Puis vint la mode des orchidées exotiques, ces fleurs classiques de la séduction qui ont besoin d’un climat chaud et humide.
Pour gagner le cœur des belles dames, les élites ont, sans hésiter, chauffé leurs serres ; alors, les banksias ont rapidement dépéri, et leur souvenir aussi.
“Et pourtant”, me confirme Paul Wycherley, “sous un climat méditerranéen comme le nôtre, ces plantes peuvent aussi vivre en plein air”.

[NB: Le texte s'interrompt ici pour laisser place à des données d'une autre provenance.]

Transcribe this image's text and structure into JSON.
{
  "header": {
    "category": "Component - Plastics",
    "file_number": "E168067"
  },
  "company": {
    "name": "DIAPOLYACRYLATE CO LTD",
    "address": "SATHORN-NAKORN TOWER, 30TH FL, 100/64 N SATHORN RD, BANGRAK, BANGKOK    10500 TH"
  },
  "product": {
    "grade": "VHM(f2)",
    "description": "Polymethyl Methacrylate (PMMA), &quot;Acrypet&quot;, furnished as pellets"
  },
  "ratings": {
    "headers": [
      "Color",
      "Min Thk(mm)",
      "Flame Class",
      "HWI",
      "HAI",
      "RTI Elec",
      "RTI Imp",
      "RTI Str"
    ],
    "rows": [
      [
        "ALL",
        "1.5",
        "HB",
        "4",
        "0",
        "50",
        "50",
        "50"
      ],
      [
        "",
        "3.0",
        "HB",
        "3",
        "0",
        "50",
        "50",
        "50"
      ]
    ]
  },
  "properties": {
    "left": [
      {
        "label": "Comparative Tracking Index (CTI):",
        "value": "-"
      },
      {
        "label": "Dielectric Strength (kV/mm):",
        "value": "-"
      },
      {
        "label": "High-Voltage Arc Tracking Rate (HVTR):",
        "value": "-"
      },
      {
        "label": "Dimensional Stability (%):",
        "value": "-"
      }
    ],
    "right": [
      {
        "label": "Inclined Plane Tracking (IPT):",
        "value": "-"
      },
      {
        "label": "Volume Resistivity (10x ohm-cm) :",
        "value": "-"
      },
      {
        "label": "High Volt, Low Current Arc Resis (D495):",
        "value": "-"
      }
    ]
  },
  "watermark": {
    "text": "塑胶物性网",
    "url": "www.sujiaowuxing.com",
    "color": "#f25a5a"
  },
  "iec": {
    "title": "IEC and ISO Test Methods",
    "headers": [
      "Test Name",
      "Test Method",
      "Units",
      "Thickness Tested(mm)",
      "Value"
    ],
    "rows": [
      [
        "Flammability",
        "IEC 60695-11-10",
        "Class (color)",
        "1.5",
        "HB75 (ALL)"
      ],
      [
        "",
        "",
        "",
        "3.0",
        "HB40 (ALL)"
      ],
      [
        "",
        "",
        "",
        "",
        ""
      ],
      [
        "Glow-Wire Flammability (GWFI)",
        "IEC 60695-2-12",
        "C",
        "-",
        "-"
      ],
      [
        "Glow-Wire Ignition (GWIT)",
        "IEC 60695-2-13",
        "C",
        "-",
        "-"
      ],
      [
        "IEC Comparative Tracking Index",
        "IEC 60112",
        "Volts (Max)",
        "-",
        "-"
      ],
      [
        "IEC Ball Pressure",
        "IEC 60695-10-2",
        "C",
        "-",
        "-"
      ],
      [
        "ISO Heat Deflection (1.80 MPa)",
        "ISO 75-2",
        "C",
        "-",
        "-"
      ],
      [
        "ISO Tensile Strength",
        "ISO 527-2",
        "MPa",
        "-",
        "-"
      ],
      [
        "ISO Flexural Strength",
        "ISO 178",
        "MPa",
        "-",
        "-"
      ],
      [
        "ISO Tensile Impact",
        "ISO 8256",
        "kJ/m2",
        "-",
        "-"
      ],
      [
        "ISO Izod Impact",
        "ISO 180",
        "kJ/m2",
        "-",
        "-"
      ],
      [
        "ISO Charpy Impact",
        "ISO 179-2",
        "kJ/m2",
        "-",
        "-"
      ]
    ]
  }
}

La plupart des espèces se propagent facilement par bouturage de rameaux apicaux de 8 à 16 cm. Il suffit d’enlever les feuilles du pied, et ils s’enracinent dans un mélange sableux sans qu’il soit besoin de traitements hormonaux. C’est la méthode la plus utilisée en Europe au XIXe siècle. Mais en l’absence de plantes, la seule voie possible pour commencer est celle des graines.
Comme les incendies se déclarent généralement à la fin de l’été et que de nombreuses espèces, on l’a vu, attendent alors les pluies, la saison la plus favorable pour les semis serait bien sûr l’automne.
Mais les jeunes plantules craignent le froid et, à moins de disposer d’une serre ou d’une véranda non chauffée, il est préférable de procéder au printemps.
Les graines, comme toujours, doivent être étalées dans une caissette, sur un composé sableux bien drainé, légèrement acide ou neutre : l’idéal est un pH compris entre 6 et 7. Les graines germent généralement sans difficulté, les premières petites feuilles sortant après 3-6 semaines. Toutefois, les graines des espèces montagnardes (Banksia canei, Banksia saxicola et certaines formes de Banksia marginata) demandent 60 à 120 jours de traitement par le froid, à 5 °C.
Des nébulisations fréquentes, avec addition de quelque fongicide, contribueront à produire des plantules luxuriantes et saines, qu’il faudra repiquer après environ un mois.
Ils peuvent transiter pendant un an par un pot, ou être installés directement en plein soleil, à condition de ne pas manquer d’eau et d’un minimum de protection contre les rigueurs de l’hiver ; durant les deux premières années de leur vie, les banksias sont extrêmement vulnérables.
Le sol doit être meuble et bien drainé. Généralement, il est conseillé de creuser une fosse d’environ un mètre et de la remplir avec un composé sableux contenant beaucoup de tourbe, ce qui augmente, entre autres, l’acidité du sol. Il n’a pas besoin d’être fertile : à l’état sauvage, les banksias vivent dans des sols très pauvres et l’excès d’engrais, quand il ne les tue pas, réduit leur floraison.
Et puis, comme beaucoup de protéacées, ces plantes ne tolèrent pas le phosphore.
La température hivernale critique est de -2 ou -3 °C, mais le plus grand ennemi des banksias est l’humidité. Ils ne tolèrent pas les brouillards, et leurs racines sont très sensibles au Phytophthora cinnamomi, champignon aujourd’hui répandu dans de nombreux pays. Après les pluies hivernales et avant que la température n’augmente, favorisant ainsi son développement, il sera donc bon de traiter le sol avec un fongicide.